Соня, самый чистый сердцем, самый религиозный человек в романе, ощущает себя «великой, великой грешницей» и не ищет себе оправданий. Дело не только в ее положении проститутки: грешником вообще должен чувствовать себя всякий христианин. Принять страдание, отправившись за Раскольниковым в Сибирь, для Сони означает парадоксальный путь к новой жизни. Участвуя в спасении Раскольникова, Соня не приносит себя в жертву ему, но спасается вместе с ним, причем не только в «небесном» смысле, но и в «земном». Как жестоко, но справедливо объяснил Соне Раскольников, в Петербурге она в конце концов просто погибла бы. Далекий сибирский город по сравнению с петербургским дном оказывается переменой участи к лучшему, хотя ясно, что эти соображения всегда готовой к самоотречению Соне и в голову не приходят.
Достоевед Кэнноскэ Накамура увязывает решение Сони последовать за Раскольниковым с гибелью Лизаветы. Лизавета с Соней были «сестрами во Христе» – Лизавета подарила Соне свой медный крестик, который Соня надевает вместо своего кипарисового (его она отдает Раскольникову); Накамура напоминает, что схожая сцена обмена крестами есть в «Идиоте». У Сони точно такое же, как у Лизаветы, детское выражение лица, когда она пугается. На каторгу Раскольников берет с собой Евангелие – то самое, которое Лизавета когда-то подарила Соне. Судьбы Лизаветы и Сони, таким образом, связаны: Соня отправляется с Раскольниковым, чтобы помочь ему искупить свой грех (в первой редакции романа Соня уверенно говорила, что Лизавета простит своего убийцу){45}. Духовное обновление, которое происходит с Раскольниковым в финале, обещает им обоим счастливую жизнь в будущем, которое не кажется таким уж далеким, хотя до окончания каторги остается семь лет:
Они хотели было говорить, но не могли. Слезы стояли в их глазах. Они оба были бледны и худы; но в этих больных и бледных лицах уже сияла заря обновленного будущего, полного воскресения в новую жизнь. Их воскресила любовь, сердце одного заключало бесконечные источники жизни для сердца другого. Они положили ждать и терпеть. Им оставалось еще семь лет; а до тех пор столько нестерпимой муки и столько бесконечного счастия! Но он воскрес, и он знал это, чувствовал вполне всем обновившимся существом своим, а она – она ведь и жила только одною его жизнью!
Преступление и наказание
Часть первая
I
В начале июля, в чрезвычайно жаркое время, под вечер, один молодой человек вышел из своей каморки, которую нанимал от жильцов в С – м переулке, на улицу и медленно, как бы в нерешимости, отправился к К – ну мосту.
Он благополучно избегнул встречи с своею хозяйкой на лестнице. Каморка его приходилась под самою кровлей высокого пятиэтажного дома и походила более на шкаф, чем на квартиру. Квартирная же хозяйка его, у которой он нанимал эту каморку с обедом и прислугой, помещалась одною лестницей ниже, в отдельной квартире, и каждый раз, при выходе на улицу, ему непременно надо было проходить мимо хозяйкиной кухни, почти всегда настежь отворенной на лестницу. И каждый раз молодой человек, проходя мимо, чувствовал какое-то болезненное и трусливое ощущение, которого стыдился и от которого морщился. Он был должен кругом хозяйке и боялся с нею встретиться.
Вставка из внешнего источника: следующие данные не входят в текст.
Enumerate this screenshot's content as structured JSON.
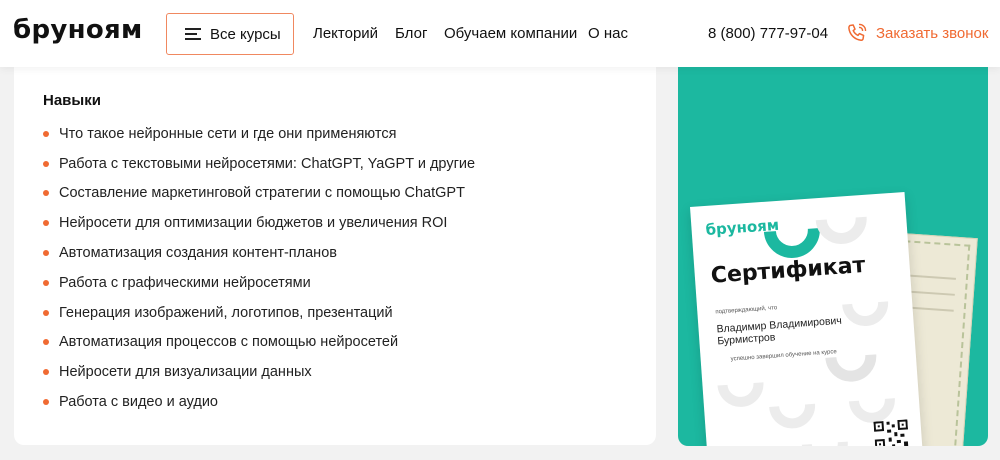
{
  "header": {
    "logo": "бруноям",
    "courses_button": "Все курсы",
    "nav": [
      "Лекторий",
      "Блог",
      "Обучаем компании",
      "О нас"
    ],
    "phone": "8 (800) 777-97-04",
    "callback": "Заказать звонок"
  },
  "skills": {
    "title": "Навыки",
    "items": [
      "Что такое нейронные сети и где они применяются",
      "Работа с текстовыми нейросетями: ChatGPT, YaGPT и другие",
      "Составление маркетинговой стратегии с помощью ChatGPT",
      "Нейросети для оптимизации бюджетов и увеличения ROI",
      "Автоматизация создания контент-планов",
      "Работа с графическими нейросетями",
      "Генерация изображений, логотипов, презентаций",
      "Автоматизация процессов с помощью нейросетей",
      "Нейросети для визуализации данных",
      "Работа с видео и аудио"
    ]
  },
  "certificate": {
    "brand": "бруноям",
    "title": "Сертификат",
    "confirm_text": "подтверждающий, что",
    "name_line1": "Владимир Владимирович",
    "name_line2": "Бурмистров",
    "course_text": "успешно завершил обучение на курсе"
  },
  "colors": {
    "accent": "#f06a32",
    "teal": "#1cb8a0",
    "background": "#f2f2f2"
  },
  "icons": {
    "menu": "hamburger-icon",
    "callback": "phone-call-icon",
    "bullet": "bullet-dot-icon",
    "qr": "qr-code-icon"
  }
}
Не то чтоб он был так труслив и забит, совсем даже напротив; но с некоторого времени он был в раздражительном и напряженном состоянии, похожем на ипохондрию. Он до того углубился в себя и уединился от всех, что боялся даже всякой встречи, не только встречи с хозяйкой. Он был задавлен бедностью; но даже стесненное положение перестало в последнее время тяготить его. Насущными делами своими он совсем перестал и не хотел заниматься. Никакой хозяйки, в сущности, он не боялся, что бы та ни замышляла против него. Но останавливаться на лестнице, слушать всякий вздор про всю эту обыденную дребедень, до которой ему нет никакого дела, все эти приставания о платеже, угрозы, жалобы, и при этом самому изворачиваться, извиняться, лгать, – нет уж, лучше проскользнуть как-нибудь кошкой по лестнице и улизнуть, чтобы никто не видал.
Впрочем, на этот раз страх встречи с своею кредиторшей даже его самого поразил по выходе на улицу.
«На какое дело хочу покуситься и в то же время каких пустяков боюсь! – подумал он с странною улыбкой. – Гм… да… всё в руках человека, и всё-то он мимо носу проносит, единственно от одной трусости… это уж аксиома… Любопытно, чего люди больше всего боятся? Нового шага, нового собственного слова они всего больше боятся… А впрочем, я слишком много болтаю. Оттого и ничего не делаю, что болтаю. Пожалуй, впрочем, и так: оттого болтаю, что ничего не делаю. Это я в этот последний месяц выучился болтать, лежа по целым суткам в углу и думая… о царе Горохе. Ну зачем я теперь иду? Разве я способен на это? Разве это серьезно? Совсем не серьезно. Так, ради фантазии сам себя тешу; игрушки! Да, пожалуй что и игрушки!»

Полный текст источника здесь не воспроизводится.